Services We Offer
- Lumbar Microdisectomy
- Laminectomy
- Lumbar Decompression
- Lumbar Fusion
- Cervical Decompression
- Cervical Fusion
- Spinal Fractures Fixation
- Kyphoplasty/ vertebroplasty
Lumbar Microdisectomy
Lumbar microdiscectomy is a surgery to treat a damaged disc in the lower back. It is usually recommended if symptoms are severe, getting worse, or not improving with other treatments. During this procedure, the part of the disc causing problems is removed through small, minimally invasive incisions in the lower back.
Laminectomy
Laminectomy is a surgery where the surgeon removes parts of the spine, including the lamina (small flat bones), ligaments under the lamina, and sometimes the facet joints (connections between the spine bones). This is done to reduce pressure on the spinal nerves and spinal cord and relieve pain, numbness, or discomfort.
You may need a laminectomy if you have spinal canal narrowing (spinal stenosis), a spinal tumor, or a spinal injury.
Lumbar Decompression
Lumbar decompression is a surgery that relieves pressure on the nerves in your lower back. This pressure is often caused by wear and tear in the discs, ligaments, and facet joints.
When nerves are compressed, it can cause pain in the lower back, buttocks, and legs, and in some cases, numbness, weakness in the legs, or problems with bladder or bowel function.
Decompression surgery is usually very effective in relieving these symptoms, especially in patients with lumbar spinal stenosis.
Lumbar Fusion
Lumbar fusion is a surgery in which one or more vertebrae in the lower back are stabilized and joined together. It may be recommended for conditions such as spondylolisthesis, lumbar spinal stenosis, scoliosis, herniated discs, or traumatic instability in the lower back.
Spinal fusion stops movement between the fused vertebrae and prevents the nerves in that area from being stretched, which helps relieve pain. Most lumbar fusions involve only one or two spinal segments and usually do not significantly limit the flexibility of your lower back.
Cervical Decompression
Cervical myelopathy and cervical radiculopathy can cause weakness and numbness in the arms and legs, pain or tingling that travels down one or both arms, difficulty walking, and sometimes bladder or bowel problems.
Posterior decompression: In this surgery, the cervical spine is approached from the back of the neck. The surgeon removes the lamina (a bony part of the spine) to relieve pressure on the spinal cord. A fusion is then performed using rods and screws, along with bone grafts, to stabilize the spine.

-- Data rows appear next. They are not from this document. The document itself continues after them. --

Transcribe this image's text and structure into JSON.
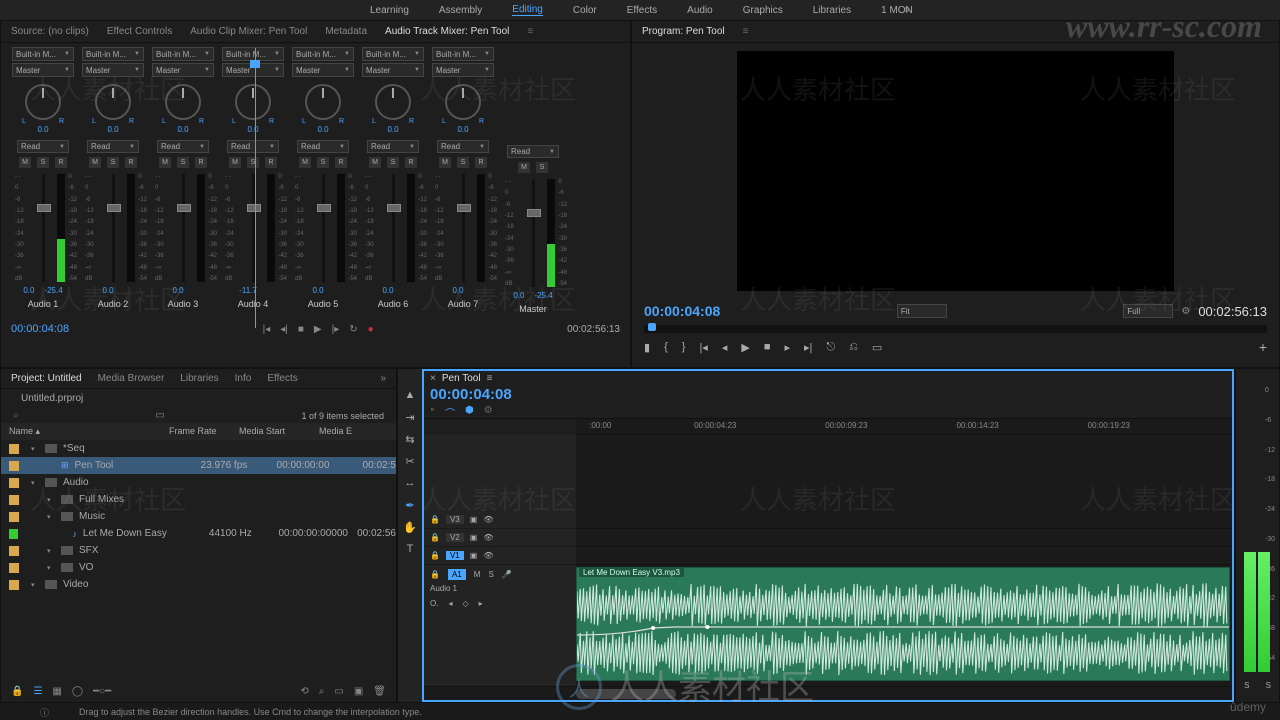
{
  "workspaces": [
    "Learning",
    "Assembly",
    "Editing",
    "Color",
    "Effects",
    "Audio",
    "Graphics",
    "Libraries",
    "1 MON"
  ],
  "workspace_active": "Editing",
  "source_tabs": [
    "Source: (no clips)",
    "Effect Controls",
    "Audio Clip Mixer: Pen Tool",
    "Metadata",
    "Audio Track Mixer: Pen Tool"
  ],
  "source_tab_active": "Audio Track Mixer: Pen Tool",
  "mixer": {
    "channels": [
      {
        "input": "Built-in M...",
        "bus": "Master",
        "pan": "0.0",
        "mode": "Read",
        "fader": "0.0",
        "peak": "-25.4",
        "label": "Audio 1",
        "meter": 40
      },
      {
        "input": "Built-in M...",
        "bus": "Master",
        "pan": "0.0",
        "mode": "Read",
        "fader": "0.0",
        "peak": "",
        "label": "Audio 2",
        "meter": 0
      },
      {
        "input": "Built-in M...",
        "bus": "Master",
        "pan": "0.0",
        "mode": "Read",
        "fader": "0.0",
        "peak": "",
        "label": "Audio 3",
        "meter": 0
      },
      {
        "input": "Built-in M...",
        "bus": "Master",
        "pan": "0.0",
        "mode": "Read",
        "fader": "-11.7",
        "peak": "",
        "label": "Audio 4",
        "meter": 0
      },
      {
        "input": "Built-in M...",
        "bus": "Master",
        "pan": "0.0",
        "mode": "Read",
        "fader": "0.0",
        "peak": "",
        "label": "Audio 5",
        "meter": 0
      },
      {
        "input": "Built-in M...",
        "bus": "Master",
        "pan": "0.0",
        "mode": "Read",
        "fader": "0.0",
        "peak": "",
        "label": "Audio 6",
        "meter": 0
      },
      {
        "input": "Built-in M...",
        "bus": "Master",
        "pan": "0.0",
        "mode": "Read",
        "fader": "0.0",
        "peak": "",
        "label": "Audio 7",
        "meter": 0
      }
    ],
    "master": {
      "mode": "Read",
      "fader": "0.0",
      "peak": "-25.4",
      "label": "Master",
      "meter": 40
    },
    "scale": [
      "- -",
      "0",
      "-6",
      "-12",
      "-18",
      "-24",
      "-30",
      "-36",
      "-∞",
      "dB"
    ],
    "scale_r": [
      "0",
      "-6",
      "-12",
      "-18",
      "-24",
      "-30",
      "-36",
      "-42",
      "-48",
      "-54"
    ],
    "lr": {
      "L": "L",
      "R": "R"
    },
    "ms": {
      "M": "M",
      "S": "S",
      "R": "R",
      "rec": "●"
    },
    "tc_in": "00:00:04:08",
    "tc_out": "00:02:56:13"
  },
  "program": {
    "title": "Program: Pen Tool",
    "tc_in": "00:00:04:08",
    "fit": "Fit",
    "full": "Full",
    "tc_out": "00:02:56:13"
  },
  "project": {
    "tabs": [
      "Project: Untitled",
      "Media Browser",
      "Libraries",
      "Info",
      "Effects"
    ],
    "file": "Untitled.prproj",
    "sel_count": "1 of 9 items selected",
    "headers": {
      "name": "Name",
      "fr": "Frame Rate",
      "ms": "Media Start",
      "me": "Media E"
    },
    "items": [
      {
        "indent": 0,
        "type": "bin",
        "name": "*Seq",
        "fr": "",
        "ms": "",
        "me": ""
      },
      {
        "indent": 1,
        "type": "seq",
        "name": "Pen Tool",
        "fr": "23.976 fps",
        "ms": "00:00:00:00",
        "me": "00:02:5",
        "sel": true
      },
      {
        "indent": 0,
        "type": "bin",
        "name": "Audio",
        "fr": "",
        "ms": "",
        "me": ""
      },
      {
        "indent": 1,
        "type": "bin",
        "name": "Full Mixes",
        "fr": "",
        "ms": "",
        "me": ""
      },
      {
        "indent": 1,
        "type": "bin",
        "name": "Music",
        "fr": "",
        "ms": "",
        "me": ""
      },
      {
        "indent": 2,
        "type": "audio",
        "name": "Let Me Down Easy",
        "fr": "44100 Hz",
        "ms": "00:00:00:00000",
        "me": "00:02:56",
        "green": true
      },
      {
        "indent": 1,
        "type": "bin",
        "name": "SFX",
        "fr": "",
        "ms": "",
        "me": ""
      },
      {
        "indent": 1,
        "type": "bin",
        "name": "VO",
        "fr": "",
        "ms": "",
        "me": ""
      },
      {
        "indent": 0,
        "type": "bin",
        "name": "Video",
        "fr": "",
        "ms": "",
        "me": ""
      }
    ]
  },
  "timeline": {
    "tab": "Pen Tool",
    "tc": "00:00:04:08",
    "ruler": [
      {
        "pos": 2,
        "t": ":00:00"
      },
      {
        "pos": 18,
        "t": "00:00:04:23"
      },
      {
        "pos": 38,
        "t": "00:00:09:23"
      },
      {
        "pos": 58,
        "t": "00:00:14:23"
      },
      {
        "pos": 78,
        "t": "00:00:19:23"
      }
    ],
    "tracks": {
      "v": [
        {
          "id": "V3"
        },
        {
          "id": "V2"
        },
        {
          "id": "V1",
          "sel": true
        }
      ],
      "a": [
        {
          "id": "A1",
          "name": "Audio 1",
          "sel": true
        }
      ]
    },
    "clip_name": "Let Me Down Easy V3.mp3",
    "audio_ctrl": {
      "M": "M",
      "S": "S",
      "O": "O.",
      "zero": "0."
    }
  },
  "levels": {
    "scale": [
      "0",
      "-6",
      "-12",
      "-18",
      "-24",
      "-30",
      "-36",
      "-42",
      "-48",
      "-54"
    ],
    "labels": {
      "S": "S",
      "S2": "S"
    }
  },
  "status": "Drag to adjust the Bezier direction handles. Use Cmd to change the interpolation type.",
  "watermarks": {
    "url": "www.rr-sc.com",
    "cn": "人人素材社区",
    "udemy": "ûdemy"
  }
}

Anterior decompression: In this procedure, the spine is approached from the front of the neck. The surgeon removes the herniated disc, and sometimes part of the vertebra (corpectomy), to relieve pressure on the spinal cord and nerve roots. A bone graft is used to fill the space, and a metal plate with screws is used to hold the spine in place.
Cervical Fusion
The goal of this surgery is to fuse two or more bones in the neck (cervical spine). It is commonly done to treat cervical spine fractures, dislocations, herniated discs, degenerative cervical disease, or arthritis.
During the procedure, the affected disc and any bone spurs are removed to relieve pressure on the nerves and spinal cord (decompression). The space where the disc was removed is then filled with a bone graft, implants, or both. Screws, rods, or metal plates are often used to stabilize the vertebrae while they heal and fuse together.
Spinal Fractures Fixation
This surgery is done when there is significant spine instability or spinal cord compression after a spine fracture. It involves stabilizing the spine with metal hardware such as plates, rods, hooks, screws, or cages while the bones heal and fuse together.
After surgery, rehabilitation with supervised physiotherapy is important to help restore strength, mobility, and function.
Kyphoplasty/ Vertebroplasty
These are minimally invasive procedures used to treat spinal fractures, often caused by osteoporosis.
Vertebroplasty involves injecting special bone cement into the fractured vertebra to stabilize and strengthen it.
Kyphoplasty is similar, but adds an extra step: a small balloon is inserted and inflated inside the fractured vertebra to create space. The balloon is then removed, and the cavity is filled with bone cement. This can stabilize the bone and sometimes restore some of the vertebra’s original height, reducing spinal deformity.
Both procedures are highly effective, usually have a short recovery time, and carry a low risk of complications.